- Born: 1885 Łódź, Poland
- Died: 1950 Miami, Florida, U.S.

= Lou Gold =

Polish-American composer, pianist, and band leader (1885–1950)

Lewis Milton Goldwasser (1885–1950), better known by his stage name Lou Gold, was a composer, pianist and band leader popular in New York City from the late-1910s to the early 1930s. His orchestra was an all-white band (as were most of the commercially successful bands in those days due to the limitations placed on African American musicians at the time) playing African American music active at first during the late 1910s and early 1920s in live music venues.

==Career==
In March 1924, Lou Gold and His Orchestra made a recording for Cameo Records, the first of many he produced through 1932.

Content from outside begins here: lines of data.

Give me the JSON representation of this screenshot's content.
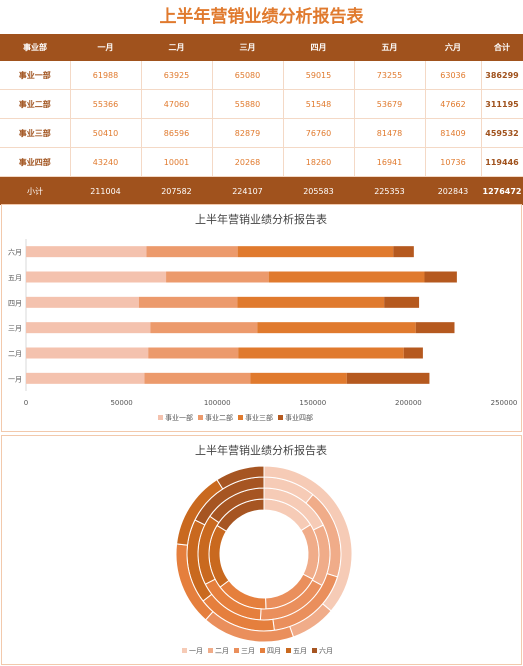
{
  "title": "上半年营销业绩分析报告表",
  "table": {
    "header": [
      "事业部",
      "一月",
      "二月",
      "三月",
      "四月",
      "五月",
      "六月",
      "合计"
    ],
    "rows": [
      {
        "name": "事业一部",
        "values": [
          "61988",
          "63925",
          "65080",
          "59015",
          "73255",
          "63036"
        ],
        "total": "386299"
      },
      {
        "name": "事业二部",
        "values": [
          "55366",
          "47060",
          "55880",
          "51548",
          "53679",
          "47662"
        ],
        "total": "311195"
      },
      {
        "name": "事业三部",
        "values": [
          "50410",
          "86596",
          "82879",
          "76760",
          "81478",
          "81409"
        ],
        "total": "459532"
      },
      {
        "name": "事业四部",
        "values": [
          "43240",
          "10001",
          "20268",
          "18260",
          "16941",
          "10736"
        ],
        "total": "119446"
      }
    ],
    "footer": {
      "name": "小计",
      "values": [
        "211004",
        "207582",
        "224107",
        "205583",
        "225353",
        "202843"
      ],
      "total": "1276472"
    }
  },
  "chart_data": [
    {
      "type": "bar",
      "orientation": "horizontal",
      "stacked": true,
      "title": "上半年营销业绩分析报告表",
      "categories": [
        "一月",
        "二月",
        "三月",
        "四月",
        "五月",
        "六月"
      ],
      "series": [
        {
          "name": "事业一部",
          "values": [
            61988,
            63925,
            65080,
            59015,
            73255,
            63036
          ]
        },
        {
          "name": "事业二部",
          "values": [
            55366,
            47060,
            55880,
            51548,
            53679,
            47662
          ]
        },
        {
          "name": "事业三部",
          "values": [
            50410,
            86596,
            82879,
            76760,
            81478,
            81409
          ]
        },
        {
          "name": "事业四部",
          "values": [
            43240,
            10001,
            20268,
            18260,
            16941,
            10736
          ]
        }
      ],
      "xlim": [
        0,
        250000
      ],
      "xticks": [
        "0",
        "50000",
        "100000",
        "150000",
        "200000",
        "250000"
      ],
      "legend": "bottom"
    },
    {
      "type": "pie",
      "variant": "doughnut",
      "title": "上半年营销业绩分析报告表",
      "categories": [
        "一月",
        "二月",
        "三月",
        "四月",
        "五月",
        "六月"
      ],
      "rings": [
        {
          "name": "事业一部",
          "values": [
            61988,
            63925,
            65080,
            59015,
            73255,
            63036
          ]
        },
        {
          "name": "事业二部",
          "values": [
            55366,
            47060,
            55880,
            51548,
            53679,
            47662
          ]
        },
        {
          "name": "事业三部",
          "values": [
            50410,
            86596,
            82879,
            76760,
            81478,
            81409
          ]
        },
        {
          "name": "事业四部",
          "values": [
            43240,
            10001,
            20268,
            18260,
            16941,
            10736
          ]
        }
      ],
      "legend": "bottom"
    }
  ],
  "colors": {
    "dept": [
      "#F4C2AE",
      "#EC9A6C",
      "#E07A2E",
      "#B5591F"
    ],
    "month": [
      "#F6CBB6",
      "#F0AC89",
      "#EA8F5C",
      "#E57F3D",
      "#C9691F",
      "#A65522"
    ],
    "header": "#A0521D",
    "accent": "#E07A2E"
  }
}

Over the years, his birth name of Lewis Milton Goldwasser metamorphosed first into Lew Gold, then Lou Gold, and finally into Louis M. Gould (the name that appears on his tombstone). In 1932, he and his wife Doris A. Mabel (Reynolds) Gould, relocated to Miami, Florida, where he played at the Triton Hotel in Miami Beach for seven years. Lou died in 1950, and his wife followed him in 1951. He worked with Benny Goodman, Vincent Lopez, Tommy Dorsey, Abe Lyman, and many others.

==Discography==
He made numerous recordings with Columbia records.